Steve Jobs (Apple Inc) dead at 56 - Sir, We Love you lot... - The Business Line

Posted by Ranjitsinh Chauhan Wednesday, October 5, 2011

SAN FRANCISCO - Apple Inc. co-founder and former CEO Steve Jobs, the largest American CEOs of his generation, counted, died on Wednesday at age of 56, after a long and highly public battle against cancer and other health problems.

Jobs' death was given by Apple in a statement late on Wednesday. The Apple.com website featured a black and white picture of him with the words: "Steve Jobs, 1955-2011."

The Silicon Valley icon who gave the world the iPod and the iPhone had resigned as CEO of the world's largest technology company in August and handed over the reins current chief Tim Cook.

A survivor of a rare form of pancreatic cancer, he was the heart and soul of a company that rival Exxon Mobil as the most valuable in America considered.

"Steve brilliance, passion and energy were the source of countless innovations to improve and enrich our lives. The world is infinitely better because Steve," Apple said in a statement announced by Jobs'.

"His greatest love was for his wife, Laurene, and his family. Our hearts are with them and all who were touched by his extraordinary gifts."

Job's health has been a controversial subject for years. His fight against cancer, had a deep concern for Apple fans, investors and board of directors equally. In recent years, board members also have friends confided their concern that jobs in his quest for privacy, was not forthcoming enough with directors about the true state of his health.

Well, despite the confidence of investors in Cook, who stood in for his boss in three leaves of absence, they stay there concerns about whether the company would be a creative force with which the will in the next year or so, without its founder and visionary in expected to remain the helm.

The news sparked an immediate outpouring of sympathy. Among other things, said Microsoft co-founder Bill Gates, he is ill-jobs "immensely".

APPLE, NEXT, IPHONE

A college dropout, Buddhist and the son of adoptive parents began Jobs Apple Computer with Steve Wozniak friend in the late 1970s. The company soon introduced the Apple 1 computer.

But it was the Apple II, which was a great success and gave Apple its position as a critical player in the then-nascent computer industry, which culminated in a 1980 IPO that made Jobs a multimillionaire.

Despite the subsequent success of the Mac, curds Jobs' relationship with top management and the board. The company removed most of his powers and then in 1985 he was fired.

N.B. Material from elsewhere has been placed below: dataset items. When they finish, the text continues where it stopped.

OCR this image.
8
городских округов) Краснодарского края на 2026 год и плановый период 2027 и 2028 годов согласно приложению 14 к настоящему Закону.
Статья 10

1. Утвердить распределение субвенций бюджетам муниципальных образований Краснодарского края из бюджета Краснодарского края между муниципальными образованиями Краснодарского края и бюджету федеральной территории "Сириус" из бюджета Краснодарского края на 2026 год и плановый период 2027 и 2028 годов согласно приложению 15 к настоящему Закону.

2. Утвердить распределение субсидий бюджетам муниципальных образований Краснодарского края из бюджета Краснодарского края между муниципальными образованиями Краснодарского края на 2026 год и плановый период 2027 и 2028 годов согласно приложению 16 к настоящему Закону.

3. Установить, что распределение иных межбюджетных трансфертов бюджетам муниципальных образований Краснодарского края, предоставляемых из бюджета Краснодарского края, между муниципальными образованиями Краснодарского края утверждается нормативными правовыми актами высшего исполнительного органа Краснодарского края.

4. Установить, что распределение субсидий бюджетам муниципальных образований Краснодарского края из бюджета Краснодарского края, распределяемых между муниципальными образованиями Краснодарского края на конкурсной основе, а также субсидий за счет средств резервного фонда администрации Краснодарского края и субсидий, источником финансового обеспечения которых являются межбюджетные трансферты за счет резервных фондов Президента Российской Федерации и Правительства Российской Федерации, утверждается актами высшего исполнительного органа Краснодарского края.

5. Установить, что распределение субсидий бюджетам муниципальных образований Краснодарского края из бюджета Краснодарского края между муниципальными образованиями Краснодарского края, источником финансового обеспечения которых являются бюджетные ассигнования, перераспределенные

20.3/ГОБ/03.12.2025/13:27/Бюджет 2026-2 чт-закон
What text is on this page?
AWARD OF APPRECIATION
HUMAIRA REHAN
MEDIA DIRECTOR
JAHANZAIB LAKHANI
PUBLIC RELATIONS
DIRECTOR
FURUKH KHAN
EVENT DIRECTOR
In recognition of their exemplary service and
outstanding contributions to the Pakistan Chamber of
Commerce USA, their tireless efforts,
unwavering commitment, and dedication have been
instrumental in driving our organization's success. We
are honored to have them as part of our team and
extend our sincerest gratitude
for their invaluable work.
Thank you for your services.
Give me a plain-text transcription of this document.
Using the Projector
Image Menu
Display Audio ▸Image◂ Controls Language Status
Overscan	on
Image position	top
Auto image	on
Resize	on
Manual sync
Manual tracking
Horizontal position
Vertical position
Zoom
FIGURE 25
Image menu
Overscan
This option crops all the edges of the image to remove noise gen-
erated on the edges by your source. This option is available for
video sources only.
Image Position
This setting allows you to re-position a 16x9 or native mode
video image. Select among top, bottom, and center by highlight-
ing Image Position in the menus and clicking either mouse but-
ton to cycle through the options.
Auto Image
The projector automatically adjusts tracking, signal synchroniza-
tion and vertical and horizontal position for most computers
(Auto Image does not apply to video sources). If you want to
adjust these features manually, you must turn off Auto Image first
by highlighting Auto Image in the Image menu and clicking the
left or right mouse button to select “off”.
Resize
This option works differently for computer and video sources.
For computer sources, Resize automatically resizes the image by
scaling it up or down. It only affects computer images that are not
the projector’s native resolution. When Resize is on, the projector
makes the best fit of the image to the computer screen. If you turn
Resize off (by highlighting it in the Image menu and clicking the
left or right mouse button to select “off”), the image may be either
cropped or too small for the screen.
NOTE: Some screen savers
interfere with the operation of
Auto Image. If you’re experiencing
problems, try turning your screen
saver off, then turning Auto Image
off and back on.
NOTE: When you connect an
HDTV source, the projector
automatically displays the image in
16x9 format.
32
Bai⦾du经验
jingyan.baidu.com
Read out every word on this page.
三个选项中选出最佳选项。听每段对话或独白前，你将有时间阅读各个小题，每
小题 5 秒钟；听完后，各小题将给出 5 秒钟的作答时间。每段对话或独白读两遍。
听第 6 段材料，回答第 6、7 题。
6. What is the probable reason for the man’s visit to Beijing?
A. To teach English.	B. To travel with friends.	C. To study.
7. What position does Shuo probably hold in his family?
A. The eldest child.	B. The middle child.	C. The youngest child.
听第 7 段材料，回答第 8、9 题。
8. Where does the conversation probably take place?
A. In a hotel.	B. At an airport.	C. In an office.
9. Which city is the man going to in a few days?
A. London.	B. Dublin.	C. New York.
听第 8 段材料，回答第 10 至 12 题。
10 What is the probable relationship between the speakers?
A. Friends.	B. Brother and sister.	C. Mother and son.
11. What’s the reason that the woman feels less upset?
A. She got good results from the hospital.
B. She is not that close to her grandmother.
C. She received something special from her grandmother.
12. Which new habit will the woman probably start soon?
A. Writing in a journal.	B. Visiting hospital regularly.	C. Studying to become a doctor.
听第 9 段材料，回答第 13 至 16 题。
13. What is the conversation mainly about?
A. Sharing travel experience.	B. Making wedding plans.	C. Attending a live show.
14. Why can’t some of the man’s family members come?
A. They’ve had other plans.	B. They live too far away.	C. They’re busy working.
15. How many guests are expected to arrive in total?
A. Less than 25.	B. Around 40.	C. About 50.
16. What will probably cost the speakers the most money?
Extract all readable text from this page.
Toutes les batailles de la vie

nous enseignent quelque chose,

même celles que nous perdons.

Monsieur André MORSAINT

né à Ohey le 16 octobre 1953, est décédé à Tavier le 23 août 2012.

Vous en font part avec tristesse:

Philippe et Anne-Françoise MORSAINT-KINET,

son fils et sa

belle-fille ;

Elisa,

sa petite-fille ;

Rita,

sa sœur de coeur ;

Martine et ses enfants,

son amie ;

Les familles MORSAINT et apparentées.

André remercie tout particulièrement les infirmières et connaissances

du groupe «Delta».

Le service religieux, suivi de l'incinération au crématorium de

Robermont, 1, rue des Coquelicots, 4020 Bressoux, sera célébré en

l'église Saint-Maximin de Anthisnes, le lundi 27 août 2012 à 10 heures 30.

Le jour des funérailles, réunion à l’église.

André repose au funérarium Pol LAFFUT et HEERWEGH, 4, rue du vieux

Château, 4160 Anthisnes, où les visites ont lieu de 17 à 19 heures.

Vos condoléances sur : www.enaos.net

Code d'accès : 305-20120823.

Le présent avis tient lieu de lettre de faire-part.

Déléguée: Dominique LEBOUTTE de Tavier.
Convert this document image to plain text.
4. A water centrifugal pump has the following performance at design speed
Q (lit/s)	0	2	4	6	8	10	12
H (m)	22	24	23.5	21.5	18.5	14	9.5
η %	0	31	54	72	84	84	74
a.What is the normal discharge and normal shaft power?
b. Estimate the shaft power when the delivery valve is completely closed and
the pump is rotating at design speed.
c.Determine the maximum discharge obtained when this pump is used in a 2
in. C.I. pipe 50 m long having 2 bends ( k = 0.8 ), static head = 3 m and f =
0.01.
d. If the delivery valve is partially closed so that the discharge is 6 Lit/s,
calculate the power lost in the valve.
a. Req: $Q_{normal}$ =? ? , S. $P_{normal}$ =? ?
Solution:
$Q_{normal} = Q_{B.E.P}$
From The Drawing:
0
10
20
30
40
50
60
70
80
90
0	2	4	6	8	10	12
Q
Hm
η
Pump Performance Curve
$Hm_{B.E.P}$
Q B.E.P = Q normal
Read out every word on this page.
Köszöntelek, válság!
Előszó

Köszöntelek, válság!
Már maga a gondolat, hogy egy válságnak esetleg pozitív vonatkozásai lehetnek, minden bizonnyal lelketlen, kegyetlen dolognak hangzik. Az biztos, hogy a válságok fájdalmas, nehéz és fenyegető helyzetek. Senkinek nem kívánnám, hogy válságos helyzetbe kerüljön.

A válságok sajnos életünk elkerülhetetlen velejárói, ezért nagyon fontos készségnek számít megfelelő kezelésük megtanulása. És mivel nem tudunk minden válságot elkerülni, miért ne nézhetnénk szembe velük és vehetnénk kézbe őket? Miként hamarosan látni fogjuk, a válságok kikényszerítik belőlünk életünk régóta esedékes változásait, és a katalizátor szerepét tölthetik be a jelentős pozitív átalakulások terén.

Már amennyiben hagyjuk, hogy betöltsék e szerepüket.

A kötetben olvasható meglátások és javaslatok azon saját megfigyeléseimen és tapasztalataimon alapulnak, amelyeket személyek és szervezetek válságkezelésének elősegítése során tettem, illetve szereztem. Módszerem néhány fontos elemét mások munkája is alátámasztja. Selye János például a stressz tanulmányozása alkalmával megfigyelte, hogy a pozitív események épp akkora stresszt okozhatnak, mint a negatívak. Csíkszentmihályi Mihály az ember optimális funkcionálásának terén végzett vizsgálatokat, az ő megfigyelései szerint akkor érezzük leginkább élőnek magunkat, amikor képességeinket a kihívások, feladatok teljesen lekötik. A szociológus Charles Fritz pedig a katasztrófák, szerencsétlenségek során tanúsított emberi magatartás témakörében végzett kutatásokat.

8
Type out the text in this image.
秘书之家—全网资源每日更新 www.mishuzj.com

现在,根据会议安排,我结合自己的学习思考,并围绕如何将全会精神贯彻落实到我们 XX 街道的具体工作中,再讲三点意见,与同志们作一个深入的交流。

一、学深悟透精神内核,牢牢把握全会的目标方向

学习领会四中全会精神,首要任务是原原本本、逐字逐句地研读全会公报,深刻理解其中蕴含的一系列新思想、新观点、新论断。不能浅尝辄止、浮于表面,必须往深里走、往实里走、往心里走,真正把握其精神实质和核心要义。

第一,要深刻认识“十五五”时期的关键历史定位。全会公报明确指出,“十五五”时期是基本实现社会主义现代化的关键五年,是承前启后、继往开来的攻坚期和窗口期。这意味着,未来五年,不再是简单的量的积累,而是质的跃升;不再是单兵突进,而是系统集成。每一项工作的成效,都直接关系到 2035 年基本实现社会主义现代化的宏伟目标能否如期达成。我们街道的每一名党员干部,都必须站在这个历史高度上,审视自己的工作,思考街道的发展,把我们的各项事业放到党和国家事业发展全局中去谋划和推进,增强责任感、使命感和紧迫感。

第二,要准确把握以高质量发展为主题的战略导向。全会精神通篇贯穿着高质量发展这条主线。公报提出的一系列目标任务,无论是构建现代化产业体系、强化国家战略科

Apple's fortune waned thereafter. But the purchase of NeXT - the computer company Jobs founded after leaving Apple - in 1997 brought him back into the womb. Later that year he was interim CEO and in 2000 the company dropped "interim" from his title.

Jobs also managed along the way was to revolutionize computer animation with its other businesses, Pixar, but it was the iPhone in 2007, that his legacy in the annals of modern history of technology cut.

Two years before the gadget that forever changed how people around the world access to and use of the Internet, said Jobs, as a sense of his mortality is an important driver behind this vision.

"Remember that I be dead soon is the most important tool I've ever had to help me make the big decisions in life," Jobs said in a Stanford start ceremony in 2005.

"Because almost everything - all external expectations, all pride, all fear of embarrassment or failure -. These things just fall away in the face of death, so that only what is really important"

"Remember that you are going to die is the best way I know to think about the case, you have to avoid losing anything. You are already naked. There is no reason not to follow your heart."

Remembrance site for Steve Jobs here.